Sevgiyle yapılan bir işin
mükemmeliyetini dile getiriyordu.
Tam da o esnada, hayattayken
"YAŞAYAN EFSANE ÖDÜLÜ"ne layık görülmüş merhum büyük
sanatçı, bozkırın tezenesi NEŞET ERTAŞ çalıyordu radyoda..

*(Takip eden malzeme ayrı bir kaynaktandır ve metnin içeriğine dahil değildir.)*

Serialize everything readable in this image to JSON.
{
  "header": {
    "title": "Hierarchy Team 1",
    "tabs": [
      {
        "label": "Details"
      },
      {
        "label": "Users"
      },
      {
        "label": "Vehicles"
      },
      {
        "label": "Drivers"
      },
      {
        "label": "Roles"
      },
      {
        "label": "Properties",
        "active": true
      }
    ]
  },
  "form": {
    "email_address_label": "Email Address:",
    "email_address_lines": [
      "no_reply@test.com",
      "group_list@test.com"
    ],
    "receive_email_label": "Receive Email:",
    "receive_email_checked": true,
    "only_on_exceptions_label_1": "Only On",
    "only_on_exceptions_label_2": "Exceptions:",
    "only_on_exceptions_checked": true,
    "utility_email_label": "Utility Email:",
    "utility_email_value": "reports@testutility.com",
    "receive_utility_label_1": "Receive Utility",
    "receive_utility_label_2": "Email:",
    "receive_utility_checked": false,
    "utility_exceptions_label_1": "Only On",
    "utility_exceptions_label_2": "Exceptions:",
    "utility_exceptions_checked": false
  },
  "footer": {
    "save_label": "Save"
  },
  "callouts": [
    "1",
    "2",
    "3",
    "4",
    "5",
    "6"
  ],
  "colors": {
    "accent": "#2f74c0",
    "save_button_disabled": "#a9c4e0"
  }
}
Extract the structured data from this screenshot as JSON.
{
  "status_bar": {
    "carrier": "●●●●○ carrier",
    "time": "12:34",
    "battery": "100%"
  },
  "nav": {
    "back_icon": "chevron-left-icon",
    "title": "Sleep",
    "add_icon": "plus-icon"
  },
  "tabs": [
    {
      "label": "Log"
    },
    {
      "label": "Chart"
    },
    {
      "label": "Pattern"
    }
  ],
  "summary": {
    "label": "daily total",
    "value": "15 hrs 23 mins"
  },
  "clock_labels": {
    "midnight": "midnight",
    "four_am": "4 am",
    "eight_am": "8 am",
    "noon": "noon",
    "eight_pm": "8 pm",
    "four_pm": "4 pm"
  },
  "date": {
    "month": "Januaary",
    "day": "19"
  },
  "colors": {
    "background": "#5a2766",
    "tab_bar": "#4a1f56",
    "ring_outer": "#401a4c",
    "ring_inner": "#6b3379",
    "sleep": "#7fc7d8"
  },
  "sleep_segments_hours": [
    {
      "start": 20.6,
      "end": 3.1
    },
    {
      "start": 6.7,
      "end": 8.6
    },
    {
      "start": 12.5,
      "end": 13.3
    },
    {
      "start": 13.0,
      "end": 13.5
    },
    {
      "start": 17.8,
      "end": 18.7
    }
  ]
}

"Ayaklarınızın turâbı, gönüllerinizin
hizmetçisi, dertlerinizin ortakçısıyım" diye sevgisini haykırıyordu
mütevaziliğiyle...
Evet bir gönül ozanı geçti bu
diyarlardan.
Türkülerini söylerken
sevgisini de katan...
Yüreklerdeki sancılara ortak olup, topluma sevgi
aşılamakla kalan...
Mızrabının teline her
vuruşunda bir sır saklayan...
Saygıyı, sevgiyi en büyük
ilke edinip, yüreğine hazine yapan.
Bir garip ozan geçti bu
diyarlardan...
Garip ozandı mahlası...
Garipliği yokluktantı. Dertlerine karşı
feryattandı...
Dert yüklü oluşu da yanlızca kendi derdinden
ibaret değildi. Sevgileri yüreğine dolup taşan insanların gamlı, kederli
halleriydi, onu elemle saran...
Sazını eline alıp, bunalmış
hisleriyle haykırarak, "sen beni gönlümce mutlu mu sandın, ömrümü boş yere
çalan dünyada" diyerek yüreğindeki yangını dile getiriyordu...
Sözleriyle,
kişiliğiyle, duruşuyla, tevazuluğuyla ve her yaratılana olan sevgisiyle,
kitaplara sığmayan bir NEŞET ERTAŞ geçti bu diyarlardan...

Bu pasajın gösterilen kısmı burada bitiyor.